Our generics allow us to operate on different objects in a consistent manner. For example, a DataFrame allows us to store any object as a column as long as it defines methods for the LENGTH, SLICE, CLONE and COMBINE generics. This allows us to construct complex objects like a DataFrame nested inside another DataFrame.

let genomic_results = new bioc.DataFrame(
    { 
        logFC: new Float64Array([-1, -2, 1.3, 2.1]),
        pvalue: new Float64Array([0.01, 0.02, 0.001, 1e-8]),
        location: new bioc.DataFrame({
            "chromosome": [ "chrA", "chrB", "chrC", "chrD" ],
            "start": [ 1, 2, 3, 4 ],
            "width": [ 10, 20, 30, 40 ],
            "strand": new Uint8Array([-1, 1, 1, -1 ])
        })
    },
    {
        rowNames: [ "p53", "SNAP25", "MALAT1", "INS" ]
    }
);

let subset = bioc.SLICE(genomic_results, { start: 2, end: 4 });
bioc.LENGTH(subset); 
subset.column("location");

Indeed, we can even store an IRanges as a column of our DataFrame, and all generics on the DataFrame will propagate to the column.

let old_location = genomic_results.column("location");
let new_location = new bioc.GRanges(old_location.column("chromosome"),
    new bioc.IRanges(old_location.column("start"), old_location.column("width")),
    { strand: old_location.column("strand") });
genomic_results.$setColumn("location", new_location);

subset = bioc.SLICE(genomic_results, { start: 2, end: 4 });
subset.column("location");

Supported classes and generics

For classes:

JavascriptR/Bioconductor equivalent
DataFrameS4Vectors::DFrame
IRangesIRanges::IRanges
GRangesGenomicRanges::GRanges
GroupedGRangesGenomicRanges::GRangesList
SummarizedExperimentSummarizedExperiment::SummarizedExperiment
RangedSummarizedExperimentSummarizedExperiment::RangedSummarizedExperiment
SingleCellExperimentSingleCellExperiment::SingleCellExperiment

For generics:

JavascriptR/Bioconductor equivalent
LENGTHbase::NROW
SLICES4Vectors::extractROWS
COMBINES4Vectors::bindROWS
CLONE-
NUMBER_OF_ROWSbase::NROW
NUMBER_OF_COLUMNSbase::NCOL
SLICE_2D[
COMBINE_ROWSS4Vectors::bindROWS
COMBINE_COLUMNSS4Vectors::bindCOLS

Design considerations

We mimic R's S4 generics using methods in Javascript classes. For example, each supported class defines a _bioconductor_LENGTH method to quantify its concept of "length". The LENGTH function will then call this method to obtain a length value for any instance of any supported class. We prefix this method with _bioconductor_ to avoid collisions with other properties; this allows safe monkey patching of third-party classes if they are sufficiently vector-like.

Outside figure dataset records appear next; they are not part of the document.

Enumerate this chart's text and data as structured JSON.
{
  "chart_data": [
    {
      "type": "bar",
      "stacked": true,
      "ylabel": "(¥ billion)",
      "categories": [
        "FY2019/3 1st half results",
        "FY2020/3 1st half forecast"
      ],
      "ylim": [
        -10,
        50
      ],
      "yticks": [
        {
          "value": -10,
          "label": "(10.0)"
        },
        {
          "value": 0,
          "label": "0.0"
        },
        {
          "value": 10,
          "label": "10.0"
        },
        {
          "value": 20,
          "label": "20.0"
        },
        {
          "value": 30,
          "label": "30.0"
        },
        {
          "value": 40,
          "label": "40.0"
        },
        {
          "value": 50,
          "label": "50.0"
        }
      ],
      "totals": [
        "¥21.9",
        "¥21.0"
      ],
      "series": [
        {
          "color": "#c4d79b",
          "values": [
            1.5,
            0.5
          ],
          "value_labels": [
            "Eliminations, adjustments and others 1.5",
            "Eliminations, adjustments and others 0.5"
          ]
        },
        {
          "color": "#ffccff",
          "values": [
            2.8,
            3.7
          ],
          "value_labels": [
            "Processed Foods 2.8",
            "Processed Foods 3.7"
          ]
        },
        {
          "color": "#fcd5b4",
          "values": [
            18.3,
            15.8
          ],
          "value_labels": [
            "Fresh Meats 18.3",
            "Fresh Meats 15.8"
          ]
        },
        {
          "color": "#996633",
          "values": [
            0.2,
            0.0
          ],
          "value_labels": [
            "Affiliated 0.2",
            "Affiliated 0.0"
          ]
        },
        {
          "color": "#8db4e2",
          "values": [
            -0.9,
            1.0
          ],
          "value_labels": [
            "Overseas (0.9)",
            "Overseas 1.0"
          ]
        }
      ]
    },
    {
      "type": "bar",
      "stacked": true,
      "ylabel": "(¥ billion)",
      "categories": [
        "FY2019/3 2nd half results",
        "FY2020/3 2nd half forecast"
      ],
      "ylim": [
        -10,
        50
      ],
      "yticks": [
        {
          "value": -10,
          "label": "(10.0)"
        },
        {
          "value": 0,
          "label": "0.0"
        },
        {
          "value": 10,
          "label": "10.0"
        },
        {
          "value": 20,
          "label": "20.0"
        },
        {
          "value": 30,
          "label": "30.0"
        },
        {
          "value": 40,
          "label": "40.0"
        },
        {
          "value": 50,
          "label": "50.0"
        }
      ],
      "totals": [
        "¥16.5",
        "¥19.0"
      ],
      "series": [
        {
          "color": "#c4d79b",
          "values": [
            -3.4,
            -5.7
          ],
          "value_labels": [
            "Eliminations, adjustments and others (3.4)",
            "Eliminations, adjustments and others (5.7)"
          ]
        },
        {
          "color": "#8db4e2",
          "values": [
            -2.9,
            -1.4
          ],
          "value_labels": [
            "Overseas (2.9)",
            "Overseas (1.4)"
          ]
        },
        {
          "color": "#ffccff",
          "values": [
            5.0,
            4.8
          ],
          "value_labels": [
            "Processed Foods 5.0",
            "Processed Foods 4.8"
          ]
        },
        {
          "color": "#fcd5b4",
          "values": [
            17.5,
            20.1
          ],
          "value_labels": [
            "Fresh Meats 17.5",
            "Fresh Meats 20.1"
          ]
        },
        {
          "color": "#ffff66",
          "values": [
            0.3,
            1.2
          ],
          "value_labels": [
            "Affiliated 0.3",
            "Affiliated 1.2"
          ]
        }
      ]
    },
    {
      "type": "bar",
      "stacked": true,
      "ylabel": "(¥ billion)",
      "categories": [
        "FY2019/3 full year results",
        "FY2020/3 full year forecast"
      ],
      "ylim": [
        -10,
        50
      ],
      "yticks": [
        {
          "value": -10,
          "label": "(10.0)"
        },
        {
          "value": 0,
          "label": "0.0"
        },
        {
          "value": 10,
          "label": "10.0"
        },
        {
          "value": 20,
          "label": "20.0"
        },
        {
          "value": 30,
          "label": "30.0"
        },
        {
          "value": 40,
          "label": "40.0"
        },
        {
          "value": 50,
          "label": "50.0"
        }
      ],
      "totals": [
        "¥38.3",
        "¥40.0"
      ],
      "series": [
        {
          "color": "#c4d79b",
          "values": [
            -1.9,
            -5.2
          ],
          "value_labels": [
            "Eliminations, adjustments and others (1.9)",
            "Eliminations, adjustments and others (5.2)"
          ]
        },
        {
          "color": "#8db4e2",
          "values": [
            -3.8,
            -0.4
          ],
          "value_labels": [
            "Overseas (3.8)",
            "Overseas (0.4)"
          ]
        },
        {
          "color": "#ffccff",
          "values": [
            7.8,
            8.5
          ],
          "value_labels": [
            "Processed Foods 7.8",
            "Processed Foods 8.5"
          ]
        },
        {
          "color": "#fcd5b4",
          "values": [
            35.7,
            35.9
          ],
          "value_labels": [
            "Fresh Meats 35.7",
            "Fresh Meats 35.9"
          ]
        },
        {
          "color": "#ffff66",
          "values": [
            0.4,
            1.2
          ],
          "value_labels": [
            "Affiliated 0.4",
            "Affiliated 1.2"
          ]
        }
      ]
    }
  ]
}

Admittedly, the LENGTH function is not really necessary, as users could just call _bioconductor_LENGTH directly. However, the latter is long and unpleasant to type, so we might as well wrap it in something that's easier to remember. It would also require monkey patching of built-in classes like Arrays and TypedArrays, which is somewhat concerning as it risks interfering with the behavior of other packages. By defining our own LENGTH function, we can safely handle the built-in classes as special cases without modifying their prototypes.

Another difference from R is that Javascript functions can modify objects in place. To avoid confusion, all class methods that modify their instances are prefixed with the $ symbol. The same applies to all functions that modify their input arguments. Functions or methods without $ should not modify their inputs when used with default parameters, though modifications are allowed if the user provides explicit settings to do so.